為了確定計算節點是否可用，Nova Scheduler定義了多個過濾器，每個過濾器檢查節點的一種屬性。只有通過全部過濾器的節點，才被認為是可用的主機。上面的方法首先呼叫_choose_host_filters獲取過濾器列表。然後呼叫filter_handler變數的get_filtered_objects方法使用該過濾器。另外get_filtered_hosts方法還可以通過引數filter_properties傳入force_hosts和ignore_hosts兩個變數。

a. _choose_host_filters方法

class HostManager(object):
    def _choose_host_filters(self, filter_cls_names):
        #如果外部沒有傳入filter_cls_names引數，則使用預設的過濾器
        if filter_cls_names is None:
            filter_cls_names = CONF.scheduler_default_filters
        #將filter_cls_names封裝成列表
        if not isinstance(filter_cls_names, (list, tuple)):
            filter_cls_names = [filter_cls_names]
        good_filters = []
        bad_filters = []
        #遍歷所有配置的過濾器
        for filter_name in filter_cls_names:
            found_class = False
            #遍歷所有註冊的過濾器
            for cls in self.filter_classes:
                #如果filter_name對應的過濾器在註冊的過濾器列表中，則認為是好過濾器
                if cls.__name__ == filter_name:
                    good_filters.append(cls)
                    found_class = True
                    break
            #如果filter_name對應的過濾器不在註冊的過濾器列表中，則認為是壞過濾器
            if not found_class:
                bad_filters.append(filter_name)
        ...
        return good_filter

該方法遍歷filter_cls_names引數中所有的過濾器，從中提取好的過濾器，所謂好的過濾器就是指這個過濾器之前被註冊過。這個註冊過程在HostManager類的初始化方法中通過呼叫filter_handler物件的get_matching_classes方法完成，get_matching_classes方法會註冊nova.scheduler.filters包下定義的所有過濾器。

b. get_filtered_objects方法

class BaseFilterHandler(loadables.BaseLoader):
    def get_filtered_objects(self, filter_classes, objs, filter_properties):
        #遍歷每個過濾器
        for filter_cls in filter_classes:
            #呼叫過濾器類的filter_all方法
            objs = filter_cls().filter_all(objs, filter_properties)
        return list(objs)

該方法使用上面指定的過濾器，檢查計算節點是否可用，最終返回可用的計算節點列表。

方法依次呼叫了每個過濾器的filter_all方法，返回一個迭代器物件，該迭代器物件包含了通過該過濾器檢查的主機列表。每個過濾器物件都繼承自BaseHostFilter類，BaseHostFilter類繼承自BaseFilter類。filter_all方法定義在BaseFilter類中，其定義如下

class BaseFilter(object):
    def filter_all(self, filter_obj_list, filter_properties):
        for obj in filter_obj_list:
            if self._filter_one(obj, filter_properties):
                yield obj

filter_obj_list是待過濾的計算節點列表。filter_all方法對每個計算節點都呼叫了_filter_one方法，如果_filter_one方法返回True，則返回該主機的引用。BaseFilter類的_filter_one方法總是返回True，子類BaseHostFilter重寫了_filter_one方法，它會呼叫每個過濾器自身的host_pass方法。BaseHostFilter類的_filter_one方法定義如下

class BaseHostFilter(filters.BaseFilter):
    def _filter_one(self, obj, filter_properties):
        return self.host_pass(obj, filter_properties)

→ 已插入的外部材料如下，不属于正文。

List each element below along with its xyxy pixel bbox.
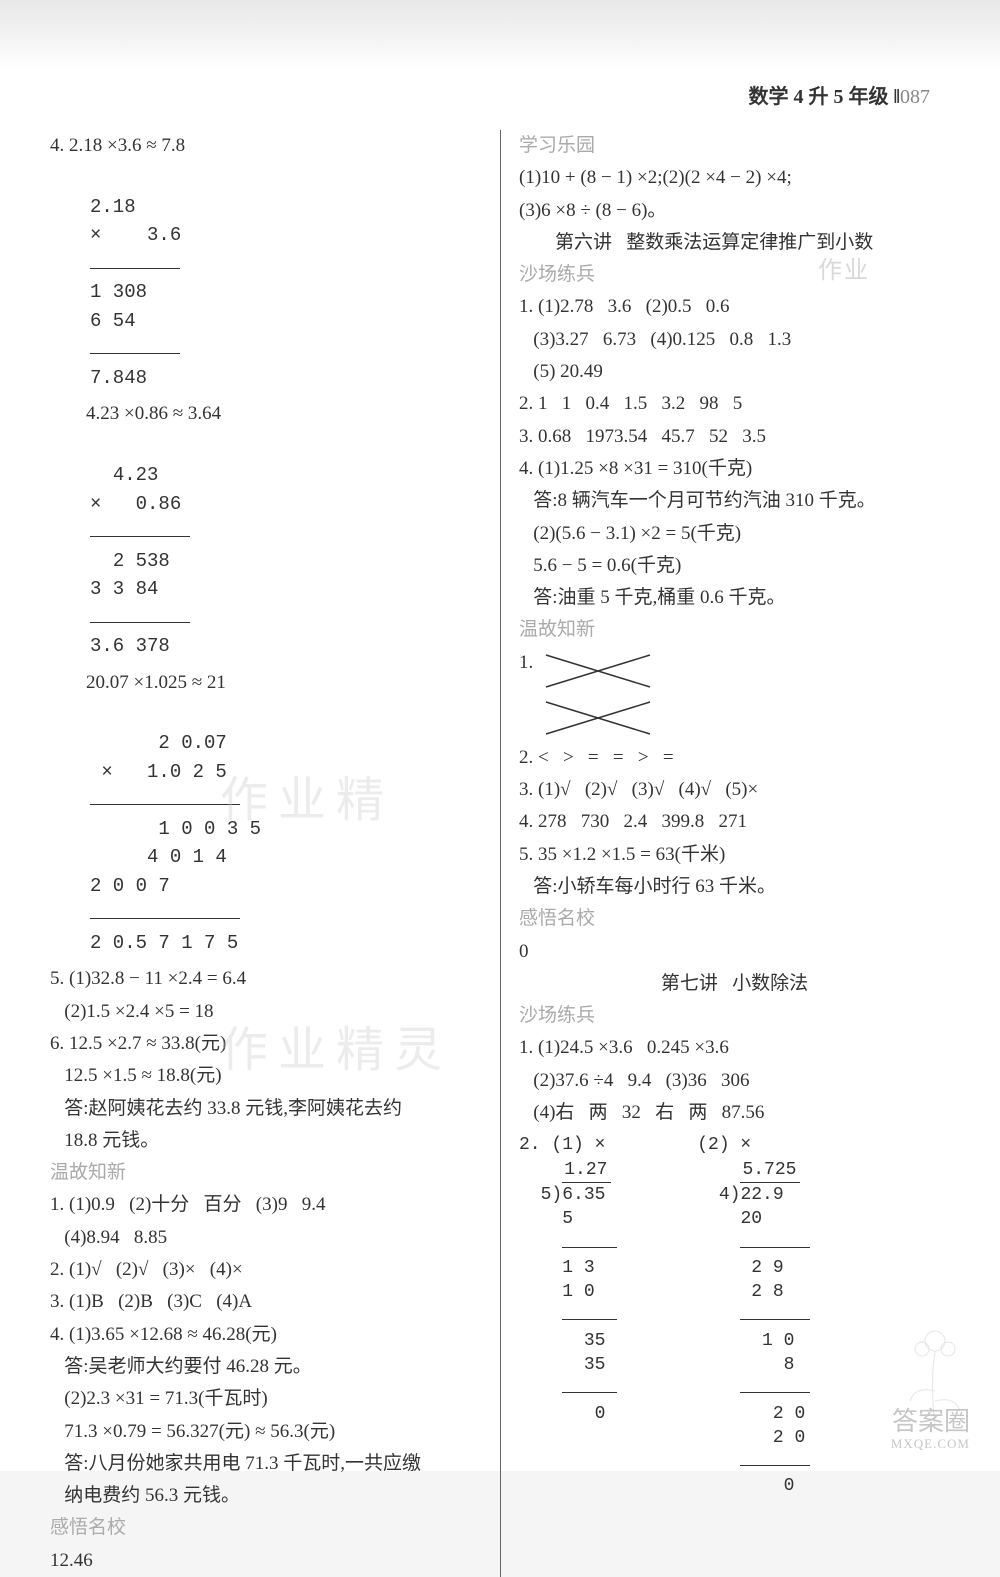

當主機通過了過濾器檢查時，host_pass方法返回True。只有當主機通過了所有過濾器檢查時，才被認為是可用的。

2. 計算可用計算節點的權值

get_weighed_hosts方法

class HostManager(object):
    def get_weighed_hosts(self, hosts, weight_properties):
        return self.weight_handler.get_weighed_objects(self.weight_classes,
                                                       hosts, weight_properties)

get_weighed_hosts方法較get_filtered_hosts方法要簡單。它不需要外部傳入類似weight_class_names的變數，而是直接使用預先註冊權值類（self.weight_classes = self.weight_handler.get_matching_classes(CONF.scheduler_weight_classes)），目前G版本的Nova只支援RAMWeigher權值類。

與get_filtered_hosts方法類似，get_weighed_host方法會呼叫weight_handler物件的get_weighed_objects方法來執行計算權值的方法，其定義如下

class BaseWeightHandler(loadables.BaseLoader):
    def get_weighed_objects(self, weigher_classes, obj_list, weighing_properties):
        if not obj_list:
            return []
        #將主機封裝成WeighedObject物件
        weighed_objs = [self.object_class(obj, 0.0) for obj in obj_list]
        #遍歷所有權值類
        for weigher_cls in weigher_classes:
            #建立權值物件
            weigher = weigher_cls()
            weigher.weigh_objects(weighed_objs, weighing_properties)
        #將主機列表按權值從高到低排序    
        return sorted(weighed_objs, key=lambda x: x.weight, reverse=True)

上面程式碼的核心部分是呼叫了權值物件的weigh_objects方法，每個權值物件都繼承自BaseHostWeigher類，BaseHostWeigher類繼承自BaseWeigher類。weigh_objects方法定義如下

class BaseWeigher(object):
    def weigh_objects(self, weighed_obj_list, weight_properties):
        for obj in weighed_obj_list:
            #主機權值=原來的權值+權重*當前權值物件賦予主機的權值
            obj.weight += (self._weight_multiplier() *
                           self._weigh_object(obj.obj, weight_properties))

可以看到，主機的權值實際上是各個權值類賦予主機的權值的加權和。其中_weight_multiplier方法返回當前權值類的權重，_weigh_object方法返回當前全之類賦予主機的權值。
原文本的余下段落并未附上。